Updated: Apr 16, 2020

Swati Parashar | 2 October 2019

Photo: Author at the Centre for Peace Studies (CPS), UiT, Tromso, Norway

Today the world celebrates Mahatma Gandhi’s 150th birthday. As we remember the life and legacy of this truly remarkable man, it is necessary to sift through and make sense of the varied and often contradictory ways in which he is remembered. There are three notable camps vying for control over the Mathama’s narrative. One camp is populated by his detractors who consider his legacy as that which emasculated and partitioned India, the country of his birth. They honour and celebrate his assassin, Nathuram Godse, instead. The other camp consists of those who wish to trend as ‘progressives’ and who critique Gandhi for his bourgeois politics and ‘regressive’ ideas (especially on caste, gender and religion). They may have found some tolerance for him in recent times. There are still others in camp three, who believe in the goodness of his ideas and moral convictions and do not take kindly to any scrutiny or critique.

Beyond these camps, are those of us, who wish to acknowledge that he was a complex man, like all heroes, and his originality lies in making himself vulnerable through processes of frequent self-reflection. His life was an open book and an important lesson because he truly practiced what he preached. In this post, I relay some of the lesser-known details of Gandhi’s life and legacy in order to emphasise not only the importance of remembering him but the necessity of questioning the ways in which his memory is (mis)appropriated.

A lesser-known detail of Gandhi’s life is his transformation from South Africa based lawyer-activist to the anti-colonial strategist who crafted India’s resistance to British rule. Gandhi returned from South Africa in 1915, and his political mentor, Gopal Krishna Gokhale advised him to keep silent for a year on political matters. This was fuelled by the belief that Gandhi was out of touch with his native land and would be something of a misfit in Indian politics. The Indian National Congress, those days, was more of a debating society of elite Indians who assembled once a year to discuss, debate and adopt high-sounding resolutions on political freedom, Swaraj and national unity. These elite gatherings did not care for the slumbering millions or their aspirations. Ordinary Indians had no association with the privileged leaders of the Congress and, thus, were irrelevant to formal decision making. Gandhi changed this. As the originator of Satyagraha, he was fully aware of the necessity to enlist the support of ordinary people in general and peasants' in particular in order to initiate a national movement against colonial rule in India.
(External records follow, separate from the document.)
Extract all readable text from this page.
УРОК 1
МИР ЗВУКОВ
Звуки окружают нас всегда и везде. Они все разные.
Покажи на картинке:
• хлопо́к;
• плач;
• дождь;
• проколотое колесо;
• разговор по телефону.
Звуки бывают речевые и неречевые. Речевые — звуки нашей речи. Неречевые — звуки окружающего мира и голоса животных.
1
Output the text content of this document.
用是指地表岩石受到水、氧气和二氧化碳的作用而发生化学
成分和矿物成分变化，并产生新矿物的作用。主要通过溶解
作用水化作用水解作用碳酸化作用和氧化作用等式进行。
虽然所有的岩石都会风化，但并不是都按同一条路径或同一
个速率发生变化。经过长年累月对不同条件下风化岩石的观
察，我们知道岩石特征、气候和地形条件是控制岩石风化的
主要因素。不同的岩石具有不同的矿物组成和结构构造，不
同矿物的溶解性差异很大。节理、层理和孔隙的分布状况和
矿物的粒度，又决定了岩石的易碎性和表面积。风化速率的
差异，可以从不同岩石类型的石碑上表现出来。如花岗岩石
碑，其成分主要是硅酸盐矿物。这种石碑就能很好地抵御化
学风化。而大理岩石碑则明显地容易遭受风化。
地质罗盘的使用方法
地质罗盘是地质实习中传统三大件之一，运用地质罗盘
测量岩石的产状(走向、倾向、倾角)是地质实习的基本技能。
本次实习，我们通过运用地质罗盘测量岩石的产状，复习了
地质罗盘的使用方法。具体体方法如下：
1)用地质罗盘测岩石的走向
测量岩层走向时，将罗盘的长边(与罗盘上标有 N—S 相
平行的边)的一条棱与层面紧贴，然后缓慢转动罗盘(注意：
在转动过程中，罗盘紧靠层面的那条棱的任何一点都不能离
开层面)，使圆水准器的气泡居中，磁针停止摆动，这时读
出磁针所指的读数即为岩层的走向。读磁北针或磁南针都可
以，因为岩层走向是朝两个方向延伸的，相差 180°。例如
Gandhi launched the first public movement against British rule on April 15, 1917. Over the course of the next 179 days which he spent in Champaran, Bihar, he experimented with the most potent political weapon against the colonial rulers: the non-violent civil disobedience, or Satyagraha. European planters in Champaran had forced the farmers to cultivate indigo on portions of their land. German synthetic dyes had replaced indigo towards the end of the nineteenth century, and the European planters demanded high rents and illegal dues from the farmers. A resistance movement had began taking shape in Champaran (during 1907-1908), long before Gandhi arrived there. However, the local British administration brutally crushed this movement, and local farmers had given up any hope of having their grievances redressed.

Gandhi insisted that he would not commit to anything unless he had seen the situation by himself. He travelled on foot to hear the farmers’ stories and documented them meticulously. With the help of lawyers he got detailed, signed testimonials from 13,000 villagers about the illegal taxes levied against them. Getting so many oppressed farmers to speak openly against the British Raj was itself a revolutionary task those days. In this way, he arrived at a detailed understanding of their grievance and the causes underlying them. It was not his great oratory skills and public performances, but his comforting presence among the suffering that won him support and following throughout his life.

It is important to note that Gandhi’s work in Champaran was notable not only because he, and the lawyers he led, spoke with so many people but because he insisted that they do all the daily chores themselves. He led a group of prominent lawyers who worked tirelessly like scribes, translators, messengers to compile the testimonials of the villagers. This was a stark departure from the lavish and comfortable lifestyles that lawyers enjoyed at the time. Gandhi not only insisted that they do their own work and perform physical labour; he also insisted that they give up traditional caste and class hierarchies while serving in Champaran. It is in his conversations with the farmers and observations of poverty and oppression in Champaran that Gandhi realised that to become the voice of the farmers, it also meant ‘becoming’ them in the process, living a simple life and shunning privileges. This idea of connecting with the people and practising one’s ideas and beliefs in real life is no longer attractive or valid. There was a time when people would proudly declare they were Gandhians who believed in a simple spartan lifestyle and in activist community-building; there were Gandhian academics too. It would be hard to find them now.

Today we mark the 150th birthday of this extraordinary man who tried his best to walk the talk and to live a principled life in which he struggled enormously with his flaws and failings. He was not great because he sought greatness and was perfect in his ways or beliefs, but because he realised all his human follies and 'experimented with truth’. Most importantly, here was someone complex who could look beyond the priorities of his own immediate needs and think about the greater good, compassion, and dignity for all. Someone who was deeply religious, a believing and practicing Hindu who believed that a true 'Vaishnav Jan' is one who understands the suffering of others, works for greater good without letting pride enter their mind, who embraces everyone without prejudice or malice. Gandhi engaged with 'difference' all the time; he was never frightened or put off by it. He always spoke to people and reasoned with those who disagreed with him and opposed him; he also spoke only what and when was needed, and preferred silence over speech many times. His views were contradictory, even problematic but he kept working on himself and his actions to evolve and change. The LEFT and the RIGHT both have an inherent dislike for him, and yet they appropriate him selectively to suit their political agendas. Everyone needs Gandhi, but Gandhi needs to be rescued from this continued selective appropriation. He needs to be restored both to scholarly reverence and empathetic scrutiny.

Meanwhile, Happy Birthday to the grand old man of ingenious ideas, effective actions, and moral convictions.